John_Maxwell_IV comments on PSA: Learn to code - Less Wrong

34 Post author: John_Maxwell_IV 25 May 2012 06:50PM

You are viewing a comment permalink. View the original post to see all comments and the full post content.

Comments (77)

You are viewing a single comment's thread. Show more comments above.

Comment author: John_Maxwell_IV 25 May 2012 09:46:22PM 3 points [-]

Just for the benefit of bystanders, most computer programs to do what I described are far easier to understand than the one wmorgan wrote.

Comment author: fubarobfusco 26 May 2012 04:46:43AM *  2 points [-]

It's actually quite straightforward. It's just written in a language that most coders don't use, and moreover it uses data types that most "coderly" languages don't have. It would be pretty obvious to many experienced Unix sysadmins, though; there's nothing here that a sysadmin wouldn't use in doing log analysis or the like.

The most accessible data types in Unix shellscript are strings, semi-lazy streams of strings, and processes. A shell pipeline, such as the above, is a sequence of processes connected by streams; each process's output is the next one's input.
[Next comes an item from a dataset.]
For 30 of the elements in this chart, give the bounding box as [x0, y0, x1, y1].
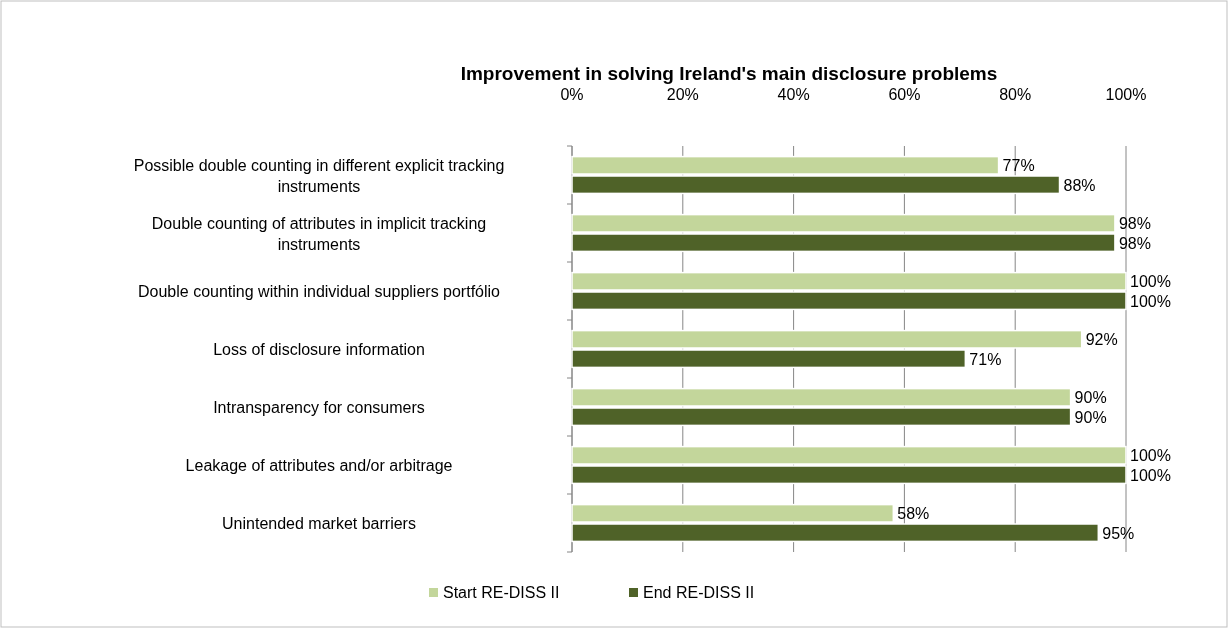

  1. cat /usr/share/dict/words | \ Create a stream of strings from a single file, namely a standard list of English words.
  2. sed -e 's/.*\(.\)/\1/' | \ For each word, extract the last letter.
  3. tr A-Z a-z | \ Change any uppercase letters to lowercase.
  4. sort | \ Sort the stream, so that all identical letters are adjacent to one another.
  5. uniq -c | \ Count identical adjacent letters.
  6. sort -rn Sort numerically so that the letters with the highest counts come first.

It is not really clear to me that this is particularly less expressive than the straightforward way to do an equivalent operation in modern Python, as follows:

import collections
c = collections.Counter()
for line in file("/usr/share/dict/words"):
line = line.strip().lower()
if not line:
continue
c[line[-1]] += 1
for (ltr, count) in c.most_common():
print ltr, count
Comment author: shokwave 28 May 2012 01:10:57PM 1 point [-]

Ways in which it might be less expressive: using the small, efficient pieces of Unix takes a while to be conceptually similar to using the different functions of a programming language. Using a regex.

(Inferential distance is hard to estimate; I know I like to hear where I'm incorrectly assuming short distances; I hope you do too).